I found an example query which does about what I want to do and successfully executed it from the Web interface. Unfortunately I can't seem to be able to execute it from within my Java code. I am using the openRDF SPARQL library. Here is my relevant code:
SPARQLRepository sparqlRepository = new SPARQLRepository(
"https://query.wikidata.org/");
SPARQLConnection sparqlConnection = new SPARQLConnection(
sparqlRepository);
String query = "SELECT ?s ?desc ?authorlabel (COUNT(DISTINCT ?sitelink) as ?linkcount) WHERE {"
+ "?s wdt:P31 wd:Q571 ."
+ "?sitelink schema:about ?s ."
+ "?s wdt:P50 ?author"
+ "OPTIONAL { ?s rdfs:label ?desc filter (lang(?desc) = \"en\"). }"
+ "OPTIONAL {"
+ "?author rdfs:label ?authorlabel filter (lang(?authorlabel) = \"en\")."
+ "}"
+ "} GROUP BY ?s ?desc ?authorlabel ORDER BY DESC(?linkcount)";
TupleQuery tupleQuery = sparqlConnection.prepareTupleQuery(
QueryLanguage.SPARQL, query);
System.out.println("Result for tupleQuery" + tupleQuery.evaluate());
And here is the response I'm receiving:
Exception in thread "main" org.openrdf.query.QueryEvaluationException: <html>
<head><title>405 Not Allowed</title></head>
<body bgcolor="white">
<center><h1>405 Not Allowed</h1></center>
<hr><center>nginx/1.9.4</center>
</body>
</html>
at org.openrdf.repository.sparql.query.SPARQLTupleQuery.evaluate(SPARQLTupleQuery.java:59)
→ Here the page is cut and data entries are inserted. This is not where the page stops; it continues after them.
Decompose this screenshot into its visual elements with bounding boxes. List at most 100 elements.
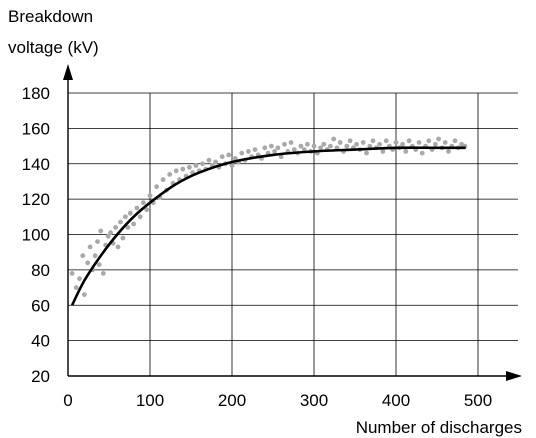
data-point-18 <box>115 244 121 250</box>
data-point-51 <box>219 154 225 160</box>
data-point-120 <box>446 149 451 154</box>
data-point-45 <box>200 161 205 167</box>
data-point-49 <box>213 159 219 165</box>
data-point-73 <box>291 147 297 153</box>
data-point-6 <box>87 244 93 250</box>
data-point-89 <box>344 143 350 149</box>
data-point-39 <box>180 166 186 172</box>
data-point-35 <box>167 172 173 177</box>
data-point-19 <box>118 219 123 225</box>
data-point-41 <box>187 164 192 170</box>
data-points <box>69 136 468 297</box>
y-tick-label-4: 100 <box>22 226 50 245</box>
x-axis-label: Number of discharges <box>356 418 522 437</box>
data-point-17 <box>113 225 118 230</box>
data-point-97 <box>370 138 376 144</box>
y-axis-arrow <box>63 64 73 80</box>
data-point-106 <box>400 141 405 147</box>
data-point-20 <box>120 235 126 241</box>
data-point-79 <box>311 143 317 149</box>
data-point-122 <box>452 138 458 144</box>
data-point-61 <box>252 147 258 153</box>
y-axis-label-line1: Breakdown <box>8 7 93 26</box>
data-point-68 <box>275 145 281 151</box>
data-point-22 <box>125 225 131 230</box>
data-point-84 <box>328 143 333 149</box>
data-point-28 <box>144 207 150 213</box>
data-point-75 <box>298 143 304 149</box>
data-point-8 <box>92 253 98 259</box>
data-point-59 <box>246 149 251 154</box>
y-tick-label-5: 120 <box>22 190 50 209</box>
data-point-112 <box>419 150 425 156</box>
data-point-47 <box>206 157 212 163</box>
data-point-26 <box>137 214 143 220</box>
data-point-31 <box>154 184 160 190</box>
data-point-54 <box>229 163 235 168</box>
y-tick-label-8: 180 <box>22 84 50 103</box>
data-point-108 <box>406 138 412 144</box>
data-point-21 <box>123 214 128 220</box>
data-point-85 <box>331 136 337 142</box>
x-tick-label-1: 100 <box>136 391 164 410</box>
x-tick-label-4: 400 <box>382 391 410 410</box>
data-point-25 <box>134 205 140 211</box>
x-tick-label-3: 300 <box>300 391 328 410</box>
data-point-100 <box>380 149 386 154</box>
data-point-114 <box>426 138 432 144</box>
data-point-82 <box>321 141 327 147</box>
x-axis-arrow <box>506 371 522 381</box>
data-point-53 <box>226 152 232 158</box>
axes <box>63 64 522 381</box>
data-point-55 <box>232 156 238 161</box>
data-point-77 <box>305 141 310 147</box>
data-point-101 <box>383 138 389 144</box>
data-point-10 <box>96 262 102 267</box>
data-point-43 <box>193 163 199 168</box>
fit-curve <box>70 146 466 306</box>
data-point-37 <box>173 168 179 174</box>
data-point-94 <box>360 140 366 145</box>
y-axis-label-line2: voltage (kV) <box>8 38 99 57</box>
data-point-33 <box>160 177 166 183</box>
data-point-90 <box>347 138 353 144</box>
y-tick-label-7: 160 <box>22 119 50 138</box>
data-point-0 <box>69 271 75 276</box>
data-point-96 <box>367 143 373 149</box>
data-point-14 <box>105 233 111 239</box>
data-point-70 <box>282 141 287 147</box>
y-tick-label-1: 40 <box>31 332 50 351</box>
fit-curve-group <box>70 146 466 306</box>
data-point-99 <box>377 141 382 147</box>
data-point-23 <box>127 210 133 216</box>
y-tick-label-3: 80 <box>31 261 50 280</box>
data-point-15 <box>108 230 113 236</box>
data-point-57 <box>239 150 245 156</box>
data-point-4 <box>82 292 87 297</box>
data-point-95 <box>364 150 369 156</box>
data-point-9 <box>95 239 100 245</box>
tick-labels: 0 100 200 300 400 500 20 40 60 80 100 120 140 160 180 <box>22 84 493 410</box>
data-point-92 <box>354 141 359 147</box>
data-point-117 <box>436 136 441 142</box>
data-point-2 <box>77 276 82 282</box>
data-point-107 <box>403 149 409 154</box>
data-point-29 <box>147 193 153 199</box>
data-point-81 <box>318 145 323 151</box>
data-point-116 <box>433 141 438 147</box>
data-point-66 <box>269 143 274 149</box>
data-point-64 <box>262 145 268 151</box>
data-point-3 <box>80 253 86 259</box>
grid <box>68 92 518 376</box>
data-point-119 <box>442 140 448 145</box>
x-tick-label-0: 0 <box>63 391 72 410</box>
data-point-67 <box>272 149 277 154</box>
data-point-111 <box>416 140 422 145</box>
y-tick-label-6: 140 <box>22 155 50 174</box>
data-point-1 <box>73 285 79 290</box>
data-point-24 <box>131 221 137 227</box>
data-point-5 <box>85 260 91 266</box>
data-point-87 <box>337 140 343 145</box>
x-tick-label-2: 200 <box>218 391 246 410</box>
at main.Test.main(Test.java:72)
Caused by: org.openrdf.repository.RepositoryException: <html>
<head><title>405 Not Allowed</title></head>
<body bgcolor="white">
<center><h1>405 Not Allowed</h1></center>
<hr><center>nginx/1.9.4</center>
</body>
</html>
at org.openrdf.http.client.HTTPClient.handleHTTPError(HTTPClient.java:953)
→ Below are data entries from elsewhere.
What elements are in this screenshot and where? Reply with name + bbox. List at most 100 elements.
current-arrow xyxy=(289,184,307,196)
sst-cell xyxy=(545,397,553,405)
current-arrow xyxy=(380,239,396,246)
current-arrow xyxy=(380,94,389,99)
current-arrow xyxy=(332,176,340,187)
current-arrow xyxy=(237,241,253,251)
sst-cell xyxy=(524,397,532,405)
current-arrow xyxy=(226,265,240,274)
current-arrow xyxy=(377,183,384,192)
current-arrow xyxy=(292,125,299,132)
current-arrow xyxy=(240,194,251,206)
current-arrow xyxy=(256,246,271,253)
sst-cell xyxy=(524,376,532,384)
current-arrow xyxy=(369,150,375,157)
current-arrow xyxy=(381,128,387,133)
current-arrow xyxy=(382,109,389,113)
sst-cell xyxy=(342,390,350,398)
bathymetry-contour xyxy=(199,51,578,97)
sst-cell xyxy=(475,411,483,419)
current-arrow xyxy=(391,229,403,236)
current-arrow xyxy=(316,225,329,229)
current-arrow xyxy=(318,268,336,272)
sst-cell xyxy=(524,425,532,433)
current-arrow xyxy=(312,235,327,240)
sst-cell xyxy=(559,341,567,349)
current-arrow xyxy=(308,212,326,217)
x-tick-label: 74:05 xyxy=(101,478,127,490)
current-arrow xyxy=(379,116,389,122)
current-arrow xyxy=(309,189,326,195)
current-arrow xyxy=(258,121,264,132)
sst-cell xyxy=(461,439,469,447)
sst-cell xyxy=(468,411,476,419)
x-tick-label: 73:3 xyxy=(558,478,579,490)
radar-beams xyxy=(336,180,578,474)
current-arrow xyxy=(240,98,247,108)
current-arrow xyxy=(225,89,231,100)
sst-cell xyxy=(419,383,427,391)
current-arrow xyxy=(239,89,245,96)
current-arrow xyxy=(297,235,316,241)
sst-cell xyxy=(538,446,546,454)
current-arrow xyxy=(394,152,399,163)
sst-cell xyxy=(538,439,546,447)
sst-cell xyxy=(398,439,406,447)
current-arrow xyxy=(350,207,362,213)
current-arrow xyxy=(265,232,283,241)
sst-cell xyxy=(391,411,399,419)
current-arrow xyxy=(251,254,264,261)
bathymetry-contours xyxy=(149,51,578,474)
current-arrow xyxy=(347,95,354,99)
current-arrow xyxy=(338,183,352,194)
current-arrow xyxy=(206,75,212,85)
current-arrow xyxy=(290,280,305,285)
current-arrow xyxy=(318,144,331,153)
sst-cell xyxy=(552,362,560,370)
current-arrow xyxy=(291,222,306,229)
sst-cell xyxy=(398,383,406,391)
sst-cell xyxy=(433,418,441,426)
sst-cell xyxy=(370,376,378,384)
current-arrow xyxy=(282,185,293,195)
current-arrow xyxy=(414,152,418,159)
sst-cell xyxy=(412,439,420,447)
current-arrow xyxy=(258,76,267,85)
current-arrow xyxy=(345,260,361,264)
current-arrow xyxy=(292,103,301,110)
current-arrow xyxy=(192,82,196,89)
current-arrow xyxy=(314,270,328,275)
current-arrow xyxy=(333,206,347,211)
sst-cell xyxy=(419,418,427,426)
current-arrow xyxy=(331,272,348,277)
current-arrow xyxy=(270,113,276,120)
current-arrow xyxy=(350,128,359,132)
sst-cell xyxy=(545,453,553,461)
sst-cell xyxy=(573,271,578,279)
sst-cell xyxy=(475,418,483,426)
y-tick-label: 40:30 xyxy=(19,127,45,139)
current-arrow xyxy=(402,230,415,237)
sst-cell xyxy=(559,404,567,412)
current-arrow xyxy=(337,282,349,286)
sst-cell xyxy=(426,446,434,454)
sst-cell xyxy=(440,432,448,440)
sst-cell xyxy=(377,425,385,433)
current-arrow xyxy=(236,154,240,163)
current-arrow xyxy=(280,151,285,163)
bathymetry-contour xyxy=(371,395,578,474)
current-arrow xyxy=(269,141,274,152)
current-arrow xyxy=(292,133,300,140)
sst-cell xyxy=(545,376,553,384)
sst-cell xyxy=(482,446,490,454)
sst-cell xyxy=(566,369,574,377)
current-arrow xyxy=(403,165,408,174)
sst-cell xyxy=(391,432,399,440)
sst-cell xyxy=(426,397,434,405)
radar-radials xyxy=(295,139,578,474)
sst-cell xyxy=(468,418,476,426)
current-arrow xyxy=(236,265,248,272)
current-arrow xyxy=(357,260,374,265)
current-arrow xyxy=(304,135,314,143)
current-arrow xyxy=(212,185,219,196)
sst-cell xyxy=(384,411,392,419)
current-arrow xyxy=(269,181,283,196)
at org.openrdf.http.client.HTTPClient.sendTupleQueryViaHttp(HTTPClient.java:718)
at org.openrdf.http.client.HTTPClient.getBackgroundTupleQueryResult(HTTPClient.java:602)
at org.openrdf.http.client.HTTPClient.sendTupleQuery(HTTPClient.java:367)
at org.openrdf.repository.sparql.query.SPARQLTupleQuery.evaluate(SPARQLTupleQuery.java:52)
... 1 more
Normally I would assume that this means I need an API key of sorts, but the Wikidata API appears to be completely open. Did I make a mistake setting up my connection?
The proper endpoint URL for Wikidata is https://query.wikidata.org/sparql
- you're missing the last bit.
In addition, I noticed a few glitches in your code. First of all, you're doing this:
SPARQLConnection sparqlConnection = new SPARQLConnection(sparqlRepository);
This should be this:
RepositoryConnection sparqlConnection = sparqlRepository.getConnection();
Always retrieve your connection object from the Repository
object using getConnection()
- this means resources are shared and the Repository
can close 'dangling' connections if necessary.
Secondly: you can't print out the result of a query like this:
System.out.println("Result for tupleQuery" + tupleQuery.evaluate());
If you wish to print out the result to System.out
you should instead do something like this:
tupleQuery.evaluate(new SPARQLResultsTSVWriter(System.out));
Or (if you wish to customize the result a bit more):
for (BindingSet bs : QueryResults.asList(tupleQuery.evaluate())) {
System.out.println(bs);
}
For what it's worth - with the above changes the query request runs, but it appears your query is too 'heavy' for Wikidata - at least I got a timeout error from the server. Try a simpler query though, and you'll see the code works.